Let $ (x_n) $ be a sequence from $ [a,b] $. Then it has an accumulation point $ c \in [a,b] $ :

Let’s call an interval $ [p,q] $ “good” if $ x_n \in [p,q] $ for infinitely many $ n $.

Break $ I_0 := [a,b] $ into two equal parts $ [a, \frac{a+b}{2}] $ and $[\frac{a+b}{2}, b] $. Atleast one of these must be good, call it $ I_1 $.
Break $ I_1 $ into two equal parts. Atleast one of the resulting parts must be good, call it $ I_2 $. And so on. This gives a sequence of good intervals $ I_0 = [a,b] \supseteq I_1 \supseteq I_2 \supseteq \ldots .$

Pick $ x_{n_0} \in I_0 $. Now we can pick $ n_1 > n_0 $ with $ x_{n_1} \in I_1 $. Now we can pick $ n_2 > n_1 $ with $ x_{n_2} \in I_2 $, and so on.

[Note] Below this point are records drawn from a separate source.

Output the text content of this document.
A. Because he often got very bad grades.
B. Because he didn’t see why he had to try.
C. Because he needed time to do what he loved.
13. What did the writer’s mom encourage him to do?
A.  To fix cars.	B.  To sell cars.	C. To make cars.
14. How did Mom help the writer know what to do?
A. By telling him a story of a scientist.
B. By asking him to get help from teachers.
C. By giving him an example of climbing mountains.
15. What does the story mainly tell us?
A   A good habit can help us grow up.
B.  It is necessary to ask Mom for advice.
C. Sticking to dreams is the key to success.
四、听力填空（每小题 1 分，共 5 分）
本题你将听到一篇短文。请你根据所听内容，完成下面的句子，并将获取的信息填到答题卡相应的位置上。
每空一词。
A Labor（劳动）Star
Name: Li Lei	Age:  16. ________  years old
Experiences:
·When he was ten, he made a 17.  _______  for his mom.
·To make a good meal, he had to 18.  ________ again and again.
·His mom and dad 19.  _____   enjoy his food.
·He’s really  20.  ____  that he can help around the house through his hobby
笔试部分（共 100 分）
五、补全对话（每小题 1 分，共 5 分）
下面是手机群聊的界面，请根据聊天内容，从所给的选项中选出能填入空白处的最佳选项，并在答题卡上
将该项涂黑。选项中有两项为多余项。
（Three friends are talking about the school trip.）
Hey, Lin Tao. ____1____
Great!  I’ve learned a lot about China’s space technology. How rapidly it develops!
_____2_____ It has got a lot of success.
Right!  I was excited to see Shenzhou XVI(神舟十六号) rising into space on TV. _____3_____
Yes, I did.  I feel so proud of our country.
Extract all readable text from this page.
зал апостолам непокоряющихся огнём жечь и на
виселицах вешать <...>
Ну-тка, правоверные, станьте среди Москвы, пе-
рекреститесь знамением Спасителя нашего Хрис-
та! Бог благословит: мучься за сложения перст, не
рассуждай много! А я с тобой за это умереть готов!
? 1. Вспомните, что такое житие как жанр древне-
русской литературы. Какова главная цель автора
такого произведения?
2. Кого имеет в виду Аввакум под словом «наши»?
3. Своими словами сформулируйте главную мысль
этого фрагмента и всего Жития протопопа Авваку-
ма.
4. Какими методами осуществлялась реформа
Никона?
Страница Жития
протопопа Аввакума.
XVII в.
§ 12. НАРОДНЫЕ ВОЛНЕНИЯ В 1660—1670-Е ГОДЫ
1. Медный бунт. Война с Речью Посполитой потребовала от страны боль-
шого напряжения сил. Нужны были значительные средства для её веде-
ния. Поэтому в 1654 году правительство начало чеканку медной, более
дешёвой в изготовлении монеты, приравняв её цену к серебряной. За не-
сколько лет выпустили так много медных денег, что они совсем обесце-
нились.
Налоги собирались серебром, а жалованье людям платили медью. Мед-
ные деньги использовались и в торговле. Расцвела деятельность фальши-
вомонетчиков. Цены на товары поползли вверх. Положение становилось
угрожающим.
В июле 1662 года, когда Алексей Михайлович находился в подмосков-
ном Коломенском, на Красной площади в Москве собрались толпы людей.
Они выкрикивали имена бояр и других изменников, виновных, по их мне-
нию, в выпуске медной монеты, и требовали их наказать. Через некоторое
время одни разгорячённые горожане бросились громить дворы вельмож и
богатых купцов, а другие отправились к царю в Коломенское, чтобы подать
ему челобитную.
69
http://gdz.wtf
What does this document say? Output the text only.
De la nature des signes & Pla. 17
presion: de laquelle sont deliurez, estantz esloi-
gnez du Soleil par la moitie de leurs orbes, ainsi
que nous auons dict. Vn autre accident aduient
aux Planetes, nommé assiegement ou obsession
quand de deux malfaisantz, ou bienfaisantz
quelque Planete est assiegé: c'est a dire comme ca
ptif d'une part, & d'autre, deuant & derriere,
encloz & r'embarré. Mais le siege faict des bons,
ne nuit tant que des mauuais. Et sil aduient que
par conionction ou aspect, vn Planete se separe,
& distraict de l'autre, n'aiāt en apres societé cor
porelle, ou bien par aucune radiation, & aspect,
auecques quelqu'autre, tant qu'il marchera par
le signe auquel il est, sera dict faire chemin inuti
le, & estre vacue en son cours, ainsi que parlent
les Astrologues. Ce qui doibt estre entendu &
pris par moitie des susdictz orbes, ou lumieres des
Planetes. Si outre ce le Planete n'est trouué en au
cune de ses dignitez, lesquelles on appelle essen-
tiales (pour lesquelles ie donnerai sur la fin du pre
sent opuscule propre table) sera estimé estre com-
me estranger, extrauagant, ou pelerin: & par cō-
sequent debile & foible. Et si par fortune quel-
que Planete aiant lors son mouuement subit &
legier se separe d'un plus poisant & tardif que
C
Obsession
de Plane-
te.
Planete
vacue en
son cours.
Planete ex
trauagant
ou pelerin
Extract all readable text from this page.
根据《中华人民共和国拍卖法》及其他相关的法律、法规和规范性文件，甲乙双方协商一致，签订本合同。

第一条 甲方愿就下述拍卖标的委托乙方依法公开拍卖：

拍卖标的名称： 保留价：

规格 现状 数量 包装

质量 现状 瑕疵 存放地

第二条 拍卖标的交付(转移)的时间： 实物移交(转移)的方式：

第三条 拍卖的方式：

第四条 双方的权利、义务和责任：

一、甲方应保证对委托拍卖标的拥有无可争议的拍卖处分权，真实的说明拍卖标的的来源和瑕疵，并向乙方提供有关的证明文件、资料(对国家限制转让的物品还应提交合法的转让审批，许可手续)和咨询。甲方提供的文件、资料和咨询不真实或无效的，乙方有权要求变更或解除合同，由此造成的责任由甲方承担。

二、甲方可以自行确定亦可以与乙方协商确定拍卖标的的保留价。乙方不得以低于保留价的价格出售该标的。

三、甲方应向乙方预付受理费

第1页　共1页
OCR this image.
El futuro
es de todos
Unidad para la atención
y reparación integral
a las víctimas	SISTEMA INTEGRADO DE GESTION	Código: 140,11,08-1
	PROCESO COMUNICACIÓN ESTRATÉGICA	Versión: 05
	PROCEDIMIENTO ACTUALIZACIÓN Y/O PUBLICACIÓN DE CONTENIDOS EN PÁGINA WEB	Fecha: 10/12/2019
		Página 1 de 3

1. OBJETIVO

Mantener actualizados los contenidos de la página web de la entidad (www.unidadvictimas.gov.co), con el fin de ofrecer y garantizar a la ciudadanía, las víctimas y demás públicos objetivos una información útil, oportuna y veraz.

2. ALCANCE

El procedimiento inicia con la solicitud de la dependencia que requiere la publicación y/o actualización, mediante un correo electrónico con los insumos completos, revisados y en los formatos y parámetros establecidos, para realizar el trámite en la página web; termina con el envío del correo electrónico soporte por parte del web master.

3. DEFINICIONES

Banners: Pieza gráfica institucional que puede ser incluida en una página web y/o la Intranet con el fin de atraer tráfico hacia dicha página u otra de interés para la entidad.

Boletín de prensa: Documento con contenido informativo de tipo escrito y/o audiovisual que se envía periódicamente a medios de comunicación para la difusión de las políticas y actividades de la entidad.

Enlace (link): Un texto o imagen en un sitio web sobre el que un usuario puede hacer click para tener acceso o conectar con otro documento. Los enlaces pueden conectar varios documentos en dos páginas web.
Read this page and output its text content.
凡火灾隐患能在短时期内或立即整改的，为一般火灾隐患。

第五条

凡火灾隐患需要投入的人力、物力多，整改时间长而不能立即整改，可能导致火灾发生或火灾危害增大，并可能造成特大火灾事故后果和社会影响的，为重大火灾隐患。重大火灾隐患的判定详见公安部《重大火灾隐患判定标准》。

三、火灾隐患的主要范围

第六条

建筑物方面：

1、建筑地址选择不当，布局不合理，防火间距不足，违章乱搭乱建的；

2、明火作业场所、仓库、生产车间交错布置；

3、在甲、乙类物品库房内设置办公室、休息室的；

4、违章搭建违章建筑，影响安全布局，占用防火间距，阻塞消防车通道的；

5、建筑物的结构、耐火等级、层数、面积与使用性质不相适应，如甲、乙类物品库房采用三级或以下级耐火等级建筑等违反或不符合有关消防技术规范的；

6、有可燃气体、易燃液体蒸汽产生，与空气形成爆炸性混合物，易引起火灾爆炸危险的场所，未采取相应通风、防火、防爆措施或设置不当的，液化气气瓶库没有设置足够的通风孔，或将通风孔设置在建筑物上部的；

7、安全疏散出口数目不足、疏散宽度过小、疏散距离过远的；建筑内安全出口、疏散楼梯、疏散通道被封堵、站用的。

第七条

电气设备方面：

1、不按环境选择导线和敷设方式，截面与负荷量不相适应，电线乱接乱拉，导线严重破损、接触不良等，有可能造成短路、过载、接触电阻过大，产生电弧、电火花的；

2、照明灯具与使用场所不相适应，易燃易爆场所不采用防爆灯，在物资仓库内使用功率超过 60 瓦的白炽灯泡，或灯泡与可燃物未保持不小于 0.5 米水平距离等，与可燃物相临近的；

This gives a subsequence $ (x_{n_k}) $ where $ x_{n_j}, x_{n_{j+1}}, \ldots $ lie in interval $ I_j $ (having length $ \frac{b-a}{2^j} $).
The subsequence is Cauchy.

For any $ j, k \geq M $, both $ x_{n_j}, x_{n_k} $ lie in $ I_M $ so $ | x_{n_j} - x_{n_k} | \leq \frac{b-a}{2^M}. $
Now given any $ \epsilon > 0 $, picking $ M $ such that $ \frac{b-a}{2^M} $ is $ < \epsilon $ to begin with, would do.

So subsequence converges, to a limit $ c \in \mathbb{R} $. Also $ a \leq x_{n_k} \leq b $ ensures $ a \leq c \leq b $.